Final Report Summary - JOINTSTRUCTUREDPRED (Machine learning methods for complex outputs and their application to natural language processing and computational biology)
The joint training of structured prediction problems (for inference on complex tasks) involves coupling subtasks of different interaction types and learning across these tasks using machine learning techniques. In this project, various learning techniques have been investigated in particular via defining model parameters to capture the pre-defined interactions and via coupling the model parameters with different regularisation schemes. These coupling relations are applied to different structural interactions, namely hierarchically related sequence prediction tasks in CompBio and multiple sequence prediction problems modelled as Markov and Semi-Markov Chains in NLP. Different optimisation techniques have been investigated for feasibility and scalability, which is a particularly important aspect for sequence problems in CompBio where training can be very expensive.
To evaluate the proposed method and the baseline empirically, a software package has been developed for the cascaded and joint approach for structured prediction. In particular, conditional random fields and structured perceptron, have been implemented with different regularization and coupling schemes. The tasks for NLP problems have been identified as part of speech tagging (POS), shallow parsing and parsing, which involve a Markov chain, semi-Markov chain and a tree structure respectively. Benchmark datasets and features have been extracted. For CompBio, the problem of splice site recognition on multiple organisms has been identified as an application for hierarchically related multiple sequence tasks. A taxonomy has been generated to related 15 different organisms. Real and synthetic datasets were acquired in order to enable a more thorough experimental analysis.
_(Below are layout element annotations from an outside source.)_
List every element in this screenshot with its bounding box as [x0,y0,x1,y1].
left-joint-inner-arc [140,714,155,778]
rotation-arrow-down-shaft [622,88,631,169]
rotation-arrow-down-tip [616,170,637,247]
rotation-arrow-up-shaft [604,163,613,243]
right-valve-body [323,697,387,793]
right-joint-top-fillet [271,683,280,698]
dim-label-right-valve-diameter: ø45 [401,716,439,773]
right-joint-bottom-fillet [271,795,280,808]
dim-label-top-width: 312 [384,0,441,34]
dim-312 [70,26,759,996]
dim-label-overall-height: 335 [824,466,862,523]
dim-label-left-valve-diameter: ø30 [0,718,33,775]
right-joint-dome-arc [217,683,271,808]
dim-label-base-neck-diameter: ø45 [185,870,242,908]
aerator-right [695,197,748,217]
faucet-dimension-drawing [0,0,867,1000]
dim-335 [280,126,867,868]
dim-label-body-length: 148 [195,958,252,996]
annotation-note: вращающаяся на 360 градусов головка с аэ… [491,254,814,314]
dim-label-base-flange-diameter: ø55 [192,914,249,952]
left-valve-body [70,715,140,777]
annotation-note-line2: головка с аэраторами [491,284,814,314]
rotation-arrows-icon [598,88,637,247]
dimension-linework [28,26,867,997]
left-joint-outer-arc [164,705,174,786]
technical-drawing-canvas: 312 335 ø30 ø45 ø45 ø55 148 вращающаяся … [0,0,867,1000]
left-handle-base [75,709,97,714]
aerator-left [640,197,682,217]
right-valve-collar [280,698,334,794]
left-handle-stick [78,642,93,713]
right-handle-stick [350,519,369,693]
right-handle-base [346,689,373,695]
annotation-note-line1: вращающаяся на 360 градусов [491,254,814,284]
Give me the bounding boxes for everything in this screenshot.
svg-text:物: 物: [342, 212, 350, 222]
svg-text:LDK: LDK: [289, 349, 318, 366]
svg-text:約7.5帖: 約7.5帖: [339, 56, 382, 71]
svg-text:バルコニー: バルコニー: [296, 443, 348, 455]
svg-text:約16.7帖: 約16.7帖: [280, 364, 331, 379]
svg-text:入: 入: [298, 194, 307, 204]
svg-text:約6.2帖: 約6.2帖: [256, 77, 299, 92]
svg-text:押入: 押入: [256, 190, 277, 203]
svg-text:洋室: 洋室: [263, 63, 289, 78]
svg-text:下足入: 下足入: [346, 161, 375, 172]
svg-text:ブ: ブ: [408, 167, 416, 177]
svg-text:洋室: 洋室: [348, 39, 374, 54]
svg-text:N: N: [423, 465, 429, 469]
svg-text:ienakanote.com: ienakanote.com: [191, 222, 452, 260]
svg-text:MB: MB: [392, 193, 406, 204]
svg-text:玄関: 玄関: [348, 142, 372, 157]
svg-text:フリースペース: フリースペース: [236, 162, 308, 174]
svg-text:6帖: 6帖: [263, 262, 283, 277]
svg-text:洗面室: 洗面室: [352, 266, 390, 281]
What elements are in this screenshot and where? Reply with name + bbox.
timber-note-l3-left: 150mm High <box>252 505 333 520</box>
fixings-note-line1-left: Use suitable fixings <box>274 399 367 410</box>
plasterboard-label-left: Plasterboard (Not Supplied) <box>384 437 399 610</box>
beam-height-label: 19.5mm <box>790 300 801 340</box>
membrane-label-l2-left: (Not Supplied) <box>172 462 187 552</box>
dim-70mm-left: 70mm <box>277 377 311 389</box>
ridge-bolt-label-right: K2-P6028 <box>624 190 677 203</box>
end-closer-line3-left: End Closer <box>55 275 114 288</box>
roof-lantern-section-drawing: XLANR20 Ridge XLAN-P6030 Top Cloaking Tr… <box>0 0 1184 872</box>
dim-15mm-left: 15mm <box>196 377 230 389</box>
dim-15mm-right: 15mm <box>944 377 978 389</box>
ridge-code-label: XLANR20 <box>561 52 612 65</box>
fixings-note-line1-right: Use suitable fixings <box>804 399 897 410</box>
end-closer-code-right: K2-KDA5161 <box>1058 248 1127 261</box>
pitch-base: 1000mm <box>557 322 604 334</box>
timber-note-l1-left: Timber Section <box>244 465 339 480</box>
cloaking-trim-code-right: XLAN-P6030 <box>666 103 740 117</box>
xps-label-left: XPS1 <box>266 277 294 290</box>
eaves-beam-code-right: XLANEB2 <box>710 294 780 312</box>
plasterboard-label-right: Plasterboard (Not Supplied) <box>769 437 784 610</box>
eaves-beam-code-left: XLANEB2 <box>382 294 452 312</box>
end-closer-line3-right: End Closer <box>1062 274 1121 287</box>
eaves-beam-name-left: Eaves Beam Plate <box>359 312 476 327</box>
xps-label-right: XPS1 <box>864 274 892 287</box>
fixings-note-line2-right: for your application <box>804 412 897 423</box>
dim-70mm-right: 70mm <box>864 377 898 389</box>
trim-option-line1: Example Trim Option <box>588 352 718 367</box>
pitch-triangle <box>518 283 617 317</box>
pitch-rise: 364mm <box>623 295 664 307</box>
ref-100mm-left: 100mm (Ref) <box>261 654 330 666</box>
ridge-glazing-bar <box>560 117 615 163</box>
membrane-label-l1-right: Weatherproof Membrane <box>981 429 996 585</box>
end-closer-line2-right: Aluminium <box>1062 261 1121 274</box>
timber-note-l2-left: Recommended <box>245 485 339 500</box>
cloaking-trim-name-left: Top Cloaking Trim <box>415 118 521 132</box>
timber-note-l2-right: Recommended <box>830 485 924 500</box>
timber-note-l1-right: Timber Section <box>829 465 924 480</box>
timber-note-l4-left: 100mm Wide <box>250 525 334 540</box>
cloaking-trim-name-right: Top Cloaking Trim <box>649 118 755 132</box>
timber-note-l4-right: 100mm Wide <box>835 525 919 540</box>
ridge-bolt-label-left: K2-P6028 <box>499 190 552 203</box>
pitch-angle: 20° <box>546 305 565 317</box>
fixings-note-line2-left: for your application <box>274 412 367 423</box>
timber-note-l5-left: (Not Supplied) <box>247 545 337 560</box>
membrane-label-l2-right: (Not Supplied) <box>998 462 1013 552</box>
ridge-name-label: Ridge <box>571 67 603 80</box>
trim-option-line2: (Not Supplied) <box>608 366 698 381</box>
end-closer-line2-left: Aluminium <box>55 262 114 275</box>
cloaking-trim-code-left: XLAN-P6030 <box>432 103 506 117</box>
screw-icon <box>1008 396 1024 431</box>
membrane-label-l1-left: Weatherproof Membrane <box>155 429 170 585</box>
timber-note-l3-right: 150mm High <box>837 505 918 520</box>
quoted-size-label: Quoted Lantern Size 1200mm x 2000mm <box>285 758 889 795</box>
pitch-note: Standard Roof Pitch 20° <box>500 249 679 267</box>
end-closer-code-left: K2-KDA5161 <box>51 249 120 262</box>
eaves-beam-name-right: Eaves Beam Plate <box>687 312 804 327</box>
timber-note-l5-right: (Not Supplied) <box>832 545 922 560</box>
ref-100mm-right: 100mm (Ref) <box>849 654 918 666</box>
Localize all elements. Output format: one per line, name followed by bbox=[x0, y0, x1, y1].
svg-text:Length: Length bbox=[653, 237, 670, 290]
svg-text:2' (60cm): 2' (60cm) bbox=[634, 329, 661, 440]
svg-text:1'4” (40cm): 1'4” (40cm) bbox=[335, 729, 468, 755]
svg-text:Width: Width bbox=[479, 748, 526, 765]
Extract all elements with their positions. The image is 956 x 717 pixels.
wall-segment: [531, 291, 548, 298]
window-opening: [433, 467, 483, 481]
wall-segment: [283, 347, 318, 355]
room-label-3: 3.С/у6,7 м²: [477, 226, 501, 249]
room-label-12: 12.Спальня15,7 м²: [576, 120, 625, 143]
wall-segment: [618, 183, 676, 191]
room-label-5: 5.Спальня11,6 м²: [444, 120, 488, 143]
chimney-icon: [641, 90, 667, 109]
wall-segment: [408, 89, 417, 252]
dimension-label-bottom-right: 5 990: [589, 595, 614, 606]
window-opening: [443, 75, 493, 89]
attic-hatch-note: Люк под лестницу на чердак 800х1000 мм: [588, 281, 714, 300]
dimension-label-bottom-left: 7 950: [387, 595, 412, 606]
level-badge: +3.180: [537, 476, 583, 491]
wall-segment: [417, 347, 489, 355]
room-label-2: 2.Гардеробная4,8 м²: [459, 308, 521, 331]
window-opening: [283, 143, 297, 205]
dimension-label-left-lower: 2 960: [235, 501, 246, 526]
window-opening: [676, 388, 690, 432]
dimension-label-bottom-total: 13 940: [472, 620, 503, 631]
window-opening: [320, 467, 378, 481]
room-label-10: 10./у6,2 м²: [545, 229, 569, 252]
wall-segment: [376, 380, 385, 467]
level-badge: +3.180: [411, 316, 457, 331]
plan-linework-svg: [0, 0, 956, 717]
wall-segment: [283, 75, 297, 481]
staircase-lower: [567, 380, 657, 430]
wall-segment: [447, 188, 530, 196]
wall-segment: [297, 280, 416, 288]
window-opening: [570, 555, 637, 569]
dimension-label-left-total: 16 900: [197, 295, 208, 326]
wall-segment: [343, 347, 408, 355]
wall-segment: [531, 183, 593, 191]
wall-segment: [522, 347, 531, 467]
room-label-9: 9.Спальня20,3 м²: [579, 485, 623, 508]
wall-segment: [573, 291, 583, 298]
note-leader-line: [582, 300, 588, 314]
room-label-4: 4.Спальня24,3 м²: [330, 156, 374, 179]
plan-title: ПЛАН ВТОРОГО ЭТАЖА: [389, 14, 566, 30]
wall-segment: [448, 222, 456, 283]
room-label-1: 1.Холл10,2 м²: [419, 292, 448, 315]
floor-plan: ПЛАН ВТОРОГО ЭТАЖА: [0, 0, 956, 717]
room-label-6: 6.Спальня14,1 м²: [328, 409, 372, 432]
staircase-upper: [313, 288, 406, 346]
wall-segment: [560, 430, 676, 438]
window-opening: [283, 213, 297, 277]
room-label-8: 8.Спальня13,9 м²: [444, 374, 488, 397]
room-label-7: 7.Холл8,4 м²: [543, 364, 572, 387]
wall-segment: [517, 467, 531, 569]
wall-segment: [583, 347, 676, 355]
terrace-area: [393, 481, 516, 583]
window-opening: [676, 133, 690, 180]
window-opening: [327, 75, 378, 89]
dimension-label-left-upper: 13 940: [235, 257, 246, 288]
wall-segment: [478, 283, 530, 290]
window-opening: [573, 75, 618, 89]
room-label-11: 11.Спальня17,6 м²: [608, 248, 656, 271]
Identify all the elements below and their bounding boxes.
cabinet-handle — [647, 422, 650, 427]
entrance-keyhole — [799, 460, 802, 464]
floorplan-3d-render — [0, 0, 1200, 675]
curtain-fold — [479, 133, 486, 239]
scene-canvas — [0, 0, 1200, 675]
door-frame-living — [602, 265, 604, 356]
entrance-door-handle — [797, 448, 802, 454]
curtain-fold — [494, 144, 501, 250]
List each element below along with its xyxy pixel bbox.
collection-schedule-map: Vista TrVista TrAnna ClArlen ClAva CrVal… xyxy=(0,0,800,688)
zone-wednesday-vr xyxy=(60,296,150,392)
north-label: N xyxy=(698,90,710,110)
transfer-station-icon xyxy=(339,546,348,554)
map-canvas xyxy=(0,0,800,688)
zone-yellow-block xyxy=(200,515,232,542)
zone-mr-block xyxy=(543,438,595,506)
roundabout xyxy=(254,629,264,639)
Empirical evaluation in CompBio problems shows that the proposed method outperforms the baseline on synthetic and real data by significantly improving prediction accuracy. The findings are similar (but not as pronounced) in NLP applications. It is conjectured that the performance improvement is due to combining the information available for all tasks and relating the training phases of all inference problems.
Complex prediction problems are ubiquitous in NLP, CompBio, computer vision and information retrieval. Hence, it is inherently an inter-disciplinary problem. The empirical results of this project can indicate that the proposed approach can be used to improve performance of many prediction problems in a wide range of disciplines, especially for cases where the hand-labelled data is limited. As such, it can contribute to the general ERA objective of promoting inter-disciplinary research, in particular between machine learning and fields such as biology, medicine, linguistics, signal processing, vision.